Module 4: PII, Masking & Tokenization | Data Governance Interview Mastery

🔍 Identifying & Classifying PII / PHI

PII is any data that can identify a person. PHI adds health data protected under HIPAA.

The first step in any governance program is knowing where sensitive data lives.

PII Classification Levels

🔴 Restricted

SSN, credit card numbers, passwords, biometric data. Breach = regulatory fines + lawsuits.

🟠 Confidential

Email, phone, address, date of birth, IP address. Requires access control and masking.

🔵 Internal

Employee ID, department, job title. Low risk but not public. Standard access controls.

🟢 Public

Company name, product catalog, published reports. No restrictions needed.

💡 Interview Gold

"Classification is the prerequisite for every other control. You can't mask what you haven't found, you can't retain what you haven't classified, and you can't comply with GDPR if you don't know where PII lives."

🎭 Data Masking: Static vs Dynamic

Masking hides sensitive values while keeping data usable for analytics, testing, or development.

See it in action:

Field	Original	Masked
Email	john.doe@acme.com	j*@*.com
SSN	123-45-6789	*--6789
Credit Card	4111-1111-1111-1234	**--**-1234
Phone	+1-555-867-5309	+1-555-*-**
Name	John Doe	J* D

📋 Static Masking

Creates a permanent copy with masked values. Used for dev/test environments.
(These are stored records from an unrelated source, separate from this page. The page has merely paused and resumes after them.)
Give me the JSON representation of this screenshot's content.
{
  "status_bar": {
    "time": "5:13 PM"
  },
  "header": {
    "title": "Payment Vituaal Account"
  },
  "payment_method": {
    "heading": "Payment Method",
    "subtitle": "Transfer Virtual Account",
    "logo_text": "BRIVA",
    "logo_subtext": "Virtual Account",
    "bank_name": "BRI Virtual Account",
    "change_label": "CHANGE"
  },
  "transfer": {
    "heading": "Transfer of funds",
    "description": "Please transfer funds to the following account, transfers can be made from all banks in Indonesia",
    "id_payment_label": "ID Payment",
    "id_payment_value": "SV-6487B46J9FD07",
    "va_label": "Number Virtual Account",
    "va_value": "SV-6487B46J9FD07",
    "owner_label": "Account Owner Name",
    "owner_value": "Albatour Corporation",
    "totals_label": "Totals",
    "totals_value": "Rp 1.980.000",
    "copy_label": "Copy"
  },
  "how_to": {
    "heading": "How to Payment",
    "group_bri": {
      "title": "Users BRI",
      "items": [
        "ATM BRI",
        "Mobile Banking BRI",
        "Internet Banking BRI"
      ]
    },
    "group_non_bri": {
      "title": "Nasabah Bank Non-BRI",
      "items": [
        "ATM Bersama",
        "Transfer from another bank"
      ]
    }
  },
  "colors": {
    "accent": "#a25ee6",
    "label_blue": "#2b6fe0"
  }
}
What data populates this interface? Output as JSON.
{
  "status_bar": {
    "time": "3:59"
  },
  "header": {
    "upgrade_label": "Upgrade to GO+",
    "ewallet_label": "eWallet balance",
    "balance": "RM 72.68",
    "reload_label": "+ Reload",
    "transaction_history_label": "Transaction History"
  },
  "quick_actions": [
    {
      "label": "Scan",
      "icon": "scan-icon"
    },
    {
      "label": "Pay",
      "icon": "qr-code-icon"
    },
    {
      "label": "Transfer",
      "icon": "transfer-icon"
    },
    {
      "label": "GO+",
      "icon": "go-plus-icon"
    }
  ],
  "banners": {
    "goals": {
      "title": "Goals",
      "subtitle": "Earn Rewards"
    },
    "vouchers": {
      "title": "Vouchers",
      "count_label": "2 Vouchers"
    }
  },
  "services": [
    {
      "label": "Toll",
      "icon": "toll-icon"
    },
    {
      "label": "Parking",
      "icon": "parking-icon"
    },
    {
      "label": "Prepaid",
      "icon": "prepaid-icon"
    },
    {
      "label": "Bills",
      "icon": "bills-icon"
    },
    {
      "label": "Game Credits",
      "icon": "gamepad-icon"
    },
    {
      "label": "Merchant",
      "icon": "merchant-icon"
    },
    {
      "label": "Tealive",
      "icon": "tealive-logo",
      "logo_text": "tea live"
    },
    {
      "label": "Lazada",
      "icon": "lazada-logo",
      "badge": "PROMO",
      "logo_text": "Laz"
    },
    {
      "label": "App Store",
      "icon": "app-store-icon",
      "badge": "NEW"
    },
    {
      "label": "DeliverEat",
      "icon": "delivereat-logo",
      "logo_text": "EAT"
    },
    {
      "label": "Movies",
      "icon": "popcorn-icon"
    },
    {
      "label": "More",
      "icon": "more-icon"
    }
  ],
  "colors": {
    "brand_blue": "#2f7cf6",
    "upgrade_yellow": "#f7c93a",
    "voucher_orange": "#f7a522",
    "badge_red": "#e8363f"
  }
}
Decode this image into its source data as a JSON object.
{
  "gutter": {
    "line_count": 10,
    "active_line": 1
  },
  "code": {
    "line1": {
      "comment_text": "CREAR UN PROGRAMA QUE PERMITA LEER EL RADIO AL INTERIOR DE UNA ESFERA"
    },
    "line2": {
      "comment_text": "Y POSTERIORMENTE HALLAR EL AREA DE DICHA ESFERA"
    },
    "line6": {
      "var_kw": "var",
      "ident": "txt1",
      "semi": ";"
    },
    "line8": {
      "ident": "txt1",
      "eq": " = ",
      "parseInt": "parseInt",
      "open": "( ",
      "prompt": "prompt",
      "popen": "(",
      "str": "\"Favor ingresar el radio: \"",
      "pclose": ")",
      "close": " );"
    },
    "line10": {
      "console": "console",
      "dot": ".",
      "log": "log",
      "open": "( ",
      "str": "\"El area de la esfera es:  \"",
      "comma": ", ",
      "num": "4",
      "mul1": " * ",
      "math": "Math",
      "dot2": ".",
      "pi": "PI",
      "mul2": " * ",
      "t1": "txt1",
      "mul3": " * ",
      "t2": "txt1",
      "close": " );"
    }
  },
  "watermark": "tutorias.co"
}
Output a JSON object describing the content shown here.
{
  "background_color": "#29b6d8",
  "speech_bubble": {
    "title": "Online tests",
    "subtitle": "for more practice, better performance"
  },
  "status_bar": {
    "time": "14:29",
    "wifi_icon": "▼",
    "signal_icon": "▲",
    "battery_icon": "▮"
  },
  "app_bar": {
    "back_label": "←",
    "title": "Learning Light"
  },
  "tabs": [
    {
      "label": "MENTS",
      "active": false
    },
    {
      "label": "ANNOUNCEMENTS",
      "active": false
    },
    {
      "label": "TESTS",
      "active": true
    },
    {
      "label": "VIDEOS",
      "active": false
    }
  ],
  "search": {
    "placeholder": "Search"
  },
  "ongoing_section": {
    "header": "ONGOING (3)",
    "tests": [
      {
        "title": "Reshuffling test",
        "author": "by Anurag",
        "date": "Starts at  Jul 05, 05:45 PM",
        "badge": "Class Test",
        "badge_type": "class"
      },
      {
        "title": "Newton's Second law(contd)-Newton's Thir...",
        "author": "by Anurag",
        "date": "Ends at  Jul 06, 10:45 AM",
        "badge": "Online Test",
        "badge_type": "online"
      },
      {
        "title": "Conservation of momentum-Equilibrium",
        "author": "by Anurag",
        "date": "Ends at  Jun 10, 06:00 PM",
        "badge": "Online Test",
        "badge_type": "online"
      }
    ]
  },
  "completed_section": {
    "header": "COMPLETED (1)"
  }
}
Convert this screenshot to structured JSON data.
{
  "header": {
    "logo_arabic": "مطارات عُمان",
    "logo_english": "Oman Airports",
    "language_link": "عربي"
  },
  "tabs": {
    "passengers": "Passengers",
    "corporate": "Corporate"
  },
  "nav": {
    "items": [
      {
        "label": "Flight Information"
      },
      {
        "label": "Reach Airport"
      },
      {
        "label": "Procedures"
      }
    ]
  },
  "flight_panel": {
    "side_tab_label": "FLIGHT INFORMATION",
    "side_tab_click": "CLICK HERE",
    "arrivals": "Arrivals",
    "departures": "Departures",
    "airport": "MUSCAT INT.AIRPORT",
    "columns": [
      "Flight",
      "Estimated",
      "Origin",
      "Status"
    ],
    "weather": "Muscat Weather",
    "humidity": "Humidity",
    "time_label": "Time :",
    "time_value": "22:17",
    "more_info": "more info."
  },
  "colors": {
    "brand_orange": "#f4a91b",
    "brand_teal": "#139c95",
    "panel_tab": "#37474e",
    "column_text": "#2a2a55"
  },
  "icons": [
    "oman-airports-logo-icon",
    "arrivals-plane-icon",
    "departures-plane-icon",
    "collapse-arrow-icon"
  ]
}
Original data is replaced — cannot be reversed.

⚡ Dynamic Masking

Masks at query time based on the user's role. No data copy needed. Production data stays intact. Different users see different views.

🎯 Interview Tip

"Static masking is for non-production copies (dev, QA, analytics sandboxes). Dynamic masking is for production where the same table serves users with different access levels."

🔑 Tokenization vs Encryption vs Masking

Three techniques, three different purposes. Interviewers love asking "when would you use each?"

🎭 Masking

How: Replace chars with *
Reversible: No
Format: Preserved
Use case: Display, testing
Analytics: Limited (no joins)
Performance: Fast

🔑 Tokenization

How: Replace with random token
Reversible: Yes (with vault)
Format: Preserved or not
Use case: Analytics, payments
Analytics: Full (join on tokens)
Performance: Moderate

🔐 Encryption

How: Mathematical transform
Reversible: Yes (with key)
Format: Destroyed
Use case: Storage, transit
Analytics: None (ciphertext)
Performance: Slower

💡 Interview Gold

"Use tokenization when analytics needs stable identifiers without raw PII (e.g., join user journeys across tables using tokens). Use encryption for data at rest and in transit. Use masking for display and non-production environments."

🧪 Pseudonymization & Secure Sharing

Pseudonymization is a GDPR-recognized technique. It replaces identifiers but keeps the data analytically useful.

Raw PII
john@acme.com

→

Pseudonymize
Hash + salt

→

Token: a7f3b2c
Analytics-safe

Secure Data Sharing Patterns

🔗 Clean Rooms

Two companies match data without revealing raw records. Example: advertiser matches customer lists with publisher without sharing emails directly.

📊 Aggregation

Share aggregated metrics (counts, averages) instead of row-level data. K-anonymity ensures no individual can be re-identified from small groups.

🗃️ Tokenized Exports

Replace PII with tokens before exporting. The recipient can analyze patterns (user journeys, cohorts) without knowing identities.

🔒 Differential Privacy

Add mathematical noise to query results so individual records can't be inferred. Used by Apple, Google, and the US Census.